Haptic Simulator Helps With Epidural Training
In the United Kingdom, medical professionals have teamed up with engineering students to develop a simulator that could help anesthesia providers deliver epidurals with better results and fewer complications. A haptic needle injection device is used in conjunction with a 3D interactive model of the spine—including 26 different vertebrae—and an immersive 3D monitor that shows visualization from different angles. Users can adjust for different heights, body mass indexes, angles, and rotations of the spine. "A high fidelity epidural simulator will help to reduce the learning curve and thereby improve the success of epidurals whilst reducing potential harm to the mothers," said Dr. Michael Wee of Poole Hospital, one of the developers. The project—currently in clinical trials on patients—has attracted global attention and is already on the short list for several awards, including the National Patient Safety Awards 2013.
From "Haptic Simulator Helps With Epidural Training"

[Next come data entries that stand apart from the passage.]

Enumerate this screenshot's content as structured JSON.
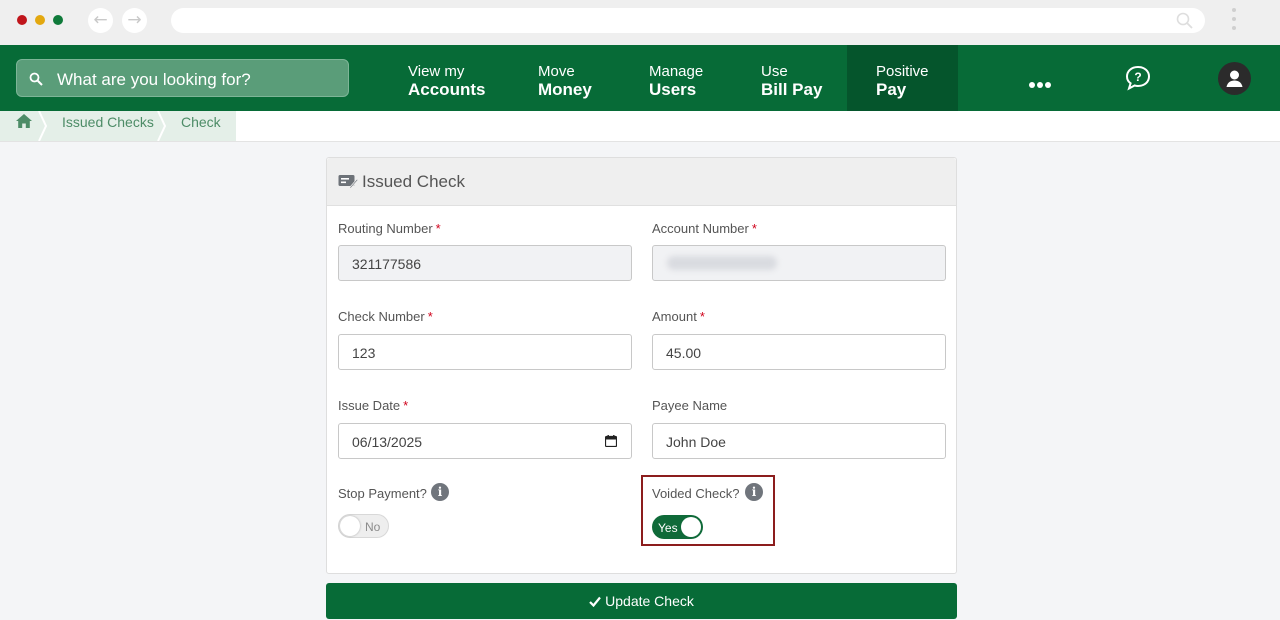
{
  "search": {
    "placeholder": "What are you looking for?"
  },
  "nav": [
    {
      "line1": "View my",
      "line2": "Accounts"
    },
    {
      "line1": "Move",
      "line2": "Money"
    },
    {
      "line1": "Manage",
      "line2": "Users"
    },
    {
      "line1": "Use",
      "line2": "Bill Pay"
    },
    {
      "line1": "Positive",
      "line2": "Pay"
    }
  ],
  "breadcrumb": {
    "items": [
      "Issued Checks",
      "Check"
    ]
  },
  "card": {
    "title": "Issued Check",
    "fields": {
      "routing": {
        "label": "Routing Number",
        "value": "321177586"
      },
      "account": {
        "label": "Account Number"
      },
      "check_number": {
        "label": "Check Number",
        "value": "123"
      },
      "amount": {
        "label": "Amount",
        "value": "45.00"
      },
      "issue_date": {
        "label": "Issue Date",
        "value": "06/13/2025"
      },
      "payee": {
        "label": "Payee Name",
        "value": "John Doe"
      }
    },
    "required_mark": "*",
    "stop_payment": {
      "label": "Stop Payment?",
      "state": "No"
    },
    "voided_check": {
      "label": "Voided Check?",
      "state": "Yes"
    }
  },
  "update_button": {
    "label": "Update Check"
  },
  "colors": {
    "brand_green": "#076b37",
    "active_nav": "#05552c",
    "required": "#d0021b",
    "highlight": "#8c1d1d"
  }
}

The Engineer (United Kingdom) (04/23/13)
A Randomized Controlled Trial Comparing a Multimodal Intervention and Standard Obstetrics Care for Low Back and Pelvic Pain in Pregnancy
A prospective, randomized trial of 169 women was performed to determine whether a multimodal approach of musculoskeletal and obstetric management (MOM) offered a better outcome than standard obstetric care in terms of reducing low back and pelvic pain, impairment and disability in the antepartum period. Baseline assessment occurred at 24 to 28 weeks' gestation, with follow-up at 33 weeks' gestation. Primary results were the Numerical Rating Scale (NRS) for pain and the Quebec Disability Questionnaire (QDQ). Routine obstetric care was provided to both groups, and chiropractic specialists delivered manual therapy, stabilization exercises and patient education to MOM participants. Substantial mean reductions in NRS and QDQ scores were demonstrated in the MOM group, from baseline to follow-up evaluation. No significant improvements were observed in the group that received standard obstetric care.
From "A Randomized Controlled Trial Comparing a Multimodal Intervention and Standard Obstetrics Care for Low Back and Pelvic Pain in Pregnancy"
American Journal of Obstetrics and Gynecology (04/01/2013) Vol. 208, No. 4, P. 295.e1 George, James W.; Skaggs, Clayton D.; Thompson, Paul A.; et al.